Even if that argument is to be taken, it is seen from the records that the petitioner was initially enrolled into service on 12.01.2007 and placed under suspension on 25.02.2008. If it is to be taken on a rough calculation that he had worked for one year and one month, then the petitioner has reasonable expectation to be considered to continue to be in enrollment for a further period of one year and 10 months. 8. I leave it to the wisdom of the respondents, to take a decision either way, namely, they could give reasons for passing any order they want, or they could extend the service of the petitioner, or they can even terminate the service of the petitioner, but, they must follow rules and then pass appropriate orders. The impugned order has to be set aside and is set aside.
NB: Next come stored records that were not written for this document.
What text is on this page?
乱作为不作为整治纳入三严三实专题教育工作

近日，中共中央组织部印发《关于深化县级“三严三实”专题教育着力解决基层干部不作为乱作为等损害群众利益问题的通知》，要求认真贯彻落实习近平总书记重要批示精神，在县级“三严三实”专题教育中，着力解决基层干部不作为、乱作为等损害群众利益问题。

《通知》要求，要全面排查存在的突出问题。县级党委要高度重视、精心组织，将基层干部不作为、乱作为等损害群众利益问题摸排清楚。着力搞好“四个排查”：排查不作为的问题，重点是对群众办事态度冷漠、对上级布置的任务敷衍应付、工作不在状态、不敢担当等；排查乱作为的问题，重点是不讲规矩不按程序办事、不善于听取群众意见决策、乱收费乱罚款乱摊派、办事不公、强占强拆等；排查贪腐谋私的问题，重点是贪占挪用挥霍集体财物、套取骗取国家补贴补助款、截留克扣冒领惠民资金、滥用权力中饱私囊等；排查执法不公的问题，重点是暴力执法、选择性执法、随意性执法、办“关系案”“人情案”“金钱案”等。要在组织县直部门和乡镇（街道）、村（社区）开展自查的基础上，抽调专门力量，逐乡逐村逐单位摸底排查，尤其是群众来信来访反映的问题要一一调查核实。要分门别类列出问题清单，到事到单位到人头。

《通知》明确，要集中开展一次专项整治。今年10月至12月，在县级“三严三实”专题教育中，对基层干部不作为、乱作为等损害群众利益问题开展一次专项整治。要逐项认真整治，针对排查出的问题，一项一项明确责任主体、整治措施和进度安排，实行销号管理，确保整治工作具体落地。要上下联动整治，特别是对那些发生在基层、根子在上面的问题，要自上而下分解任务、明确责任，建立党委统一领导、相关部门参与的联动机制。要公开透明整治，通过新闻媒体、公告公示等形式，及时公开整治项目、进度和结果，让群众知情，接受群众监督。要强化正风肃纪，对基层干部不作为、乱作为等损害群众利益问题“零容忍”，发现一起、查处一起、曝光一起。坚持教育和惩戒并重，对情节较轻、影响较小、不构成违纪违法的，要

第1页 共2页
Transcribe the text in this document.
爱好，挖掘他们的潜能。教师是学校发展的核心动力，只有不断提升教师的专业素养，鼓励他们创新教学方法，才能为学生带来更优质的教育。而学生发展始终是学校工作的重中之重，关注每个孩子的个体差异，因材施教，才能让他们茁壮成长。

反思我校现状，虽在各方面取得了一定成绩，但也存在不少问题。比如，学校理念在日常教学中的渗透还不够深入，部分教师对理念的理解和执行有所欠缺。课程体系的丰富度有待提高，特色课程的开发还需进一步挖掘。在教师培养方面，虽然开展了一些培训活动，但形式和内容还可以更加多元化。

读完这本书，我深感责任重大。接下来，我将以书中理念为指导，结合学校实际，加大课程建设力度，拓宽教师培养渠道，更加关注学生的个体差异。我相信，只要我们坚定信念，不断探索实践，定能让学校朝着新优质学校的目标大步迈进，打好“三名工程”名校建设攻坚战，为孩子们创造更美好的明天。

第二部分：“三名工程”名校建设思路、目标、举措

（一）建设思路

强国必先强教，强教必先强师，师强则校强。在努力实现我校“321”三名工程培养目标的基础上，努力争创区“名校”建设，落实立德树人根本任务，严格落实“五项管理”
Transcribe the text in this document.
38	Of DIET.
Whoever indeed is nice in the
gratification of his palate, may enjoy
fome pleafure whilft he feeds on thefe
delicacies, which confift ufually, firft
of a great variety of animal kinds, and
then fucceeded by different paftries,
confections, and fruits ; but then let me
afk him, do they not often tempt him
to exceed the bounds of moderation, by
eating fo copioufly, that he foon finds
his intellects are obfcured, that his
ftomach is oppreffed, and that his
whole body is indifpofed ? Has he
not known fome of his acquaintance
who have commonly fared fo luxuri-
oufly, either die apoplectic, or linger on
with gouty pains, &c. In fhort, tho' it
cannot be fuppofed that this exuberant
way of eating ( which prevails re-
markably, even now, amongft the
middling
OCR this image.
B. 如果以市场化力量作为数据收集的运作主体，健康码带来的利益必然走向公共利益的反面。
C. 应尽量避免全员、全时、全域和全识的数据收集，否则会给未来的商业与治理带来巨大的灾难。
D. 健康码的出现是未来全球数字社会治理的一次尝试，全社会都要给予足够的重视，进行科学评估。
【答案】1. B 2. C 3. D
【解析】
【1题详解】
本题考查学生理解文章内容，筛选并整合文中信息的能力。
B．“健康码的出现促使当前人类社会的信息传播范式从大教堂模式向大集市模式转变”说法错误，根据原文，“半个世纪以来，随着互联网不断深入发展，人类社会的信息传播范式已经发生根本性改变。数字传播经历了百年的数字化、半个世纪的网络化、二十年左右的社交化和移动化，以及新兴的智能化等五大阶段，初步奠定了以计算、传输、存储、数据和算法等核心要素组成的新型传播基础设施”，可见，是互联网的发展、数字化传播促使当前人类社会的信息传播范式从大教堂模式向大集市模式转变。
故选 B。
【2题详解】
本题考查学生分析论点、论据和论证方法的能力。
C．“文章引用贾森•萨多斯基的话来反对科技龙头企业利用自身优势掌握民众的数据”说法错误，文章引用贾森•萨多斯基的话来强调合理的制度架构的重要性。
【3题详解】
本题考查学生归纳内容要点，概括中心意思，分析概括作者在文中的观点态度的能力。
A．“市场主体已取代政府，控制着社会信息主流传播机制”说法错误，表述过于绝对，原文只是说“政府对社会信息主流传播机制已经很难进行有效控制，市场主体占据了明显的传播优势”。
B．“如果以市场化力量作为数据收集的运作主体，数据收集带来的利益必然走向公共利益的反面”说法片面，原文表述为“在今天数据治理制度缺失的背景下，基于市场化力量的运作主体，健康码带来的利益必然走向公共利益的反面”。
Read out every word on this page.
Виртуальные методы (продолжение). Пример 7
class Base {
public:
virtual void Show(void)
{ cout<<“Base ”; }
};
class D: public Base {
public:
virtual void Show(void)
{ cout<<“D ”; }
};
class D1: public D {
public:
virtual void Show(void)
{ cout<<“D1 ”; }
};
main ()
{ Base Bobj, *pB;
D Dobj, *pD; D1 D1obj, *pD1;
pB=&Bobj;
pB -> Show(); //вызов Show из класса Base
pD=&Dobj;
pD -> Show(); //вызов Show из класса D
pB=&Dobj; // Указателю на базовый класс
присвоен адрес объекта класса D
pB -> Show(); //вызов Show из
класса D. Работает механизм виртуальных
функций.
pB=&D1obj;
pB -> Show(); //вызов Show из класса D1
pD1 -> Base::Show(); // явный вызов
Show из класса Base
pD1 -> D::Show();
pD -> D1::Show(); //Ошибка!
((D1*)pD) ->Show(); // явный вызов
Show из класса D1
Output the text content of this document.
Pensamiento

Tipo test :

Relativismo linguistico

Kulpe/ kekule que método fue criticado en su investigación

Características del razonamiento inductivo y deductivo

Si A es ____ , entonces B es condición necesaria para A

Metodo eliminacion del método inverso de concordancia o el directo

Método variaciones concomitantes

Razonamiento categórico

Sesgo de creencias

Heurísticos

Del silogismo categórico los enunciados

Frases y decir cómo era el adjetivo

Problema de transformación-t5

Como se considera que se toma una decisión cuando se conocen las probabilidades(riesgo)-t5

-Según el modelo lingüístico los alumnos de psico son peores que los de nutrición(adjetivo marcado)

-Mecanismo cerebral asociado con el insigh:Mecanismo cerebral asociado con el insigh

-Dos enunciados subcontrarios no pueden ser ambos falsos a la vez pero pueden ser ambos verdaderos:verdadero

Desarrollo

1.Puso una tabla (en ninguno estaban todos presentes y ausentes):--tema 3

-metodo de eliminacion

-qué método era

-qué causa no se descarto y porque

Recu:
The matter is remitted back to the second respondent for fresh consideration. The petitioner is already facing an order of suspension. In view of that particular fact, let a fresh order be passed by the second respondent within a period of three weeks from the date of receipt of a copy of this order. Till such time,the petitioner shall remain placed under suspension and further orders must be passed afresh within a period of three weeks. 9. The learned counsel for the petitioner made a plea that the petitioner should be paid subsistence allowance. That is a decision which will have to be taken only by the second respondent if at all a representation in writing is given by the petitioner. Let it also be considered in its proper light. 10. With the above directions, this Writ Petition stands disposed of. No costs. Consequently connected miscellaneous petitions are closed.